A importância do Twitter em eventos políticos tem merecido grande destaque na imprensa mundial. Em alguns estudos que se iniciam a respeito desta ferramenta, e que este artigo buscou apresentar, fica evidente a diferença entre esta rede social e as demais, tanto pelo crescimento específico, como pela capilaridade relacional, como pela assimetria de formação de contatos. Neste sentido, o Twitter corresponde a um modelo ainda mais rizomático, que todas as rede sociais já vistas. Por esta caracterização ele aponta diretamente para a idéia proposta por Gilles Deleuze e Félix Guatari, tendo em vista que as conexões no Twitter são claramente descentralizadas, e se demarcam sem pré-definições.

Ainda que surjam grandes usuários como milhões de seguidores e RTs, as ligações se estabelecem por meio de limites que podem interligar qualquer ponto com qualquer outro ponto, não respeitando nenhuma hierarquia. Não há uma unidade central, um eixo que governe o desenvolvimento de uma forma dicotômica ou genealógica, e as conexões sequer se correspondem. As conexões no Twitter operam, manifestadamente por multiplicidades, sem sujeito nem objeto. Verdadeiramente, os grandes usuários, são no máximo "Plateaux", platôs. O conceito de Plateau, cunhado por Deleuze e Gautarri foi inspirado na obra de Gregory Bateson, e pretende descrever o ambiente no qual a multiplicidade é conectável para permitir a formação, o desenvolvimento, a heterogeneidade e a desterritorialização do rizoma. Rizomático, o Twitter pode oferecer uma nova forma de problematizar “o pensar político” contemporâneo. Estas e outras questões abrem grande campo de estudo para pesquisadores interdisciplinares. Este artigo é um convite a eles.

NOTAS:

1Dados aferidos pelo Compete (http://compete.com/ ) e pelo Alexa (http://www.alexa.com/ ).

2O Facebook data de fevereiro de 2004, o MySpace, de 2003, e o Orkut, de janeiro de 2004.
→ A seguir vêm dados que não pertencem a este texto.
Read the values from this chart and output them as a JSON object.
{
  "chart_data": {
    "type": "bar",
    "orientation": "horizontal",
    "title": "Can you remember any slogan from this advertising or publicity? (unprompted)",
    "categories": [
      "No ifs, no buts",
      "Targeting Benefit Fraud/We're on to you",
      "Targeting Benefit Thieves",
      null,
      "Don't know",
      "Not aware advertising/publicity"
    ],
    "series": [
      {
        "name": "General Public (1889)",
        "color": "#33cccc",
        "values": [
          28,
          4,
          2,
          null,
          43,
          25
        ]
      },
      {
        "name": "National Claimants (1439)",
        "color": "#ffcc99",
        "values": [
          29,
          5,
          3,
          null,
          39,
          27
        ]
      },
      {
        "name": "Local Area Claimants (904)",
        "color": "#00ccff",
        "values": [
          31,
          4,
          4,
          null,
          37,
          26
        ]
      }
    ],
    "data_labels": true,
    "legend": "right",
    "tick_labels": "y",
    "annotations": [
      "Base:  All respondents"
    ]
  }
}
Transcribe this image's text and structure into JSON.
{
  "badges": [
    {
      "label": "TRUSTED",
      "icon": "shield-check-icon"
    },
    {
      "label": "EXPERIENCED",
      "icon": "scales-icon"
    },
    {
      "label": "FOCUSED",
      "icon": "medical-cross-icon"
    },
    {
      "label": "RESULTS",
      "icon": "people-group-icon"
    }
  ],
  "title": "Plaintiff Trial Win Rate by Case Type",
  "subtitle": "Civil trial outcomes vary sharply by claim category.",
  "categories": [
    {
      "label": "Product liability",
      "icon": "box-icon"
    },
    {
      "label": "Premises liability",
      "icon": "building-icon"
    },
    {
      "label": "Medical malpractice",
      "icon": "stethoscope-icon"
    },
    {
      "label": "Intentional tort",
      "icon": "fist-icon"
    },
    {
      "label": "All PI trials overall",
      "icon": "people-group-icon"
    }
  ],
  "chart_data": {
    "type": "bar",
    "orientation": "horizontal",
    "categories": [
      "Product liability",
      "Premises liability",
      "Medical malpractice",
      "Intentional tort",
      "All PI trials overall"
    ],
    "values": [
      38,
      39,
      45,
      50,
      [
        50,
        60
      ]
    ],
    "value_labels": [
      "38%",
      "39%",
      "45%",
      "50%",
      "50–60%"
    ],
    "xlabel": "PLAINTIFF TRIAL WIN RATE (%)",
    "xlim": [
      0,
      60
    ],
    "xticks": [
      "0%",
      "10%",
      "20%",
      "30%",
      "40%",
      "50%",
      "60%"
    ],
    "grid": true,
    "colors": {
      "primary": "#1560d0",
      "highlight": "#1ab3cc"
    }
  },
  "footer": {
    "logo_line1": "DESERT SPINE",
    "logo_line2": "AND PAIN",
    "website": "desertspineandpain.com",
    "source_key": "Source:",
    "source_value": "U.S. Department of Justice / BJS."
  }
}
3Um excelente estudo, produzido pela Sysomos Inc pode ser acessado em http://www.sysomos.com/insidetwitter/

4Talvez o Twitter venha nos supreender como o melhor exemplo da capacidade em“potencializar as formas de publicação, compartilhamento e organização de informações, além de ampliar os espaços para a interação entre os participantes do processo”, como relatou Alex Primo (2006).

5Há muito material do autor a respeito de redes sociais em seu blog. http://www.lukew.com/ff/

9Nome dado à marcação de um vocábulo, para transformá-lo num termo de pesquisa automático. Por exemplo: #Obama, demarcaria uma indicação para pesquisar o termo.

10AI lá, uma expressão que significaria Analista de Informação, lá, no Senado.

12Walker expôs o processo de tagging como um “feral hypertext’, a structure out of control, where the same tag is assigned to different resources with different semantic senses, and thus associates otherwise unrelated resources” (WALKER, apud MARLOW et. al, 2006 ONLINE).

13Segundo Mathes (2004, p. 7), “a folksonomy represents a fundamental shift in that it is derived not from professionals or content creators, but from the users of information and documents. In this way, it directly reflects their choices in diction, terminology, and precision”.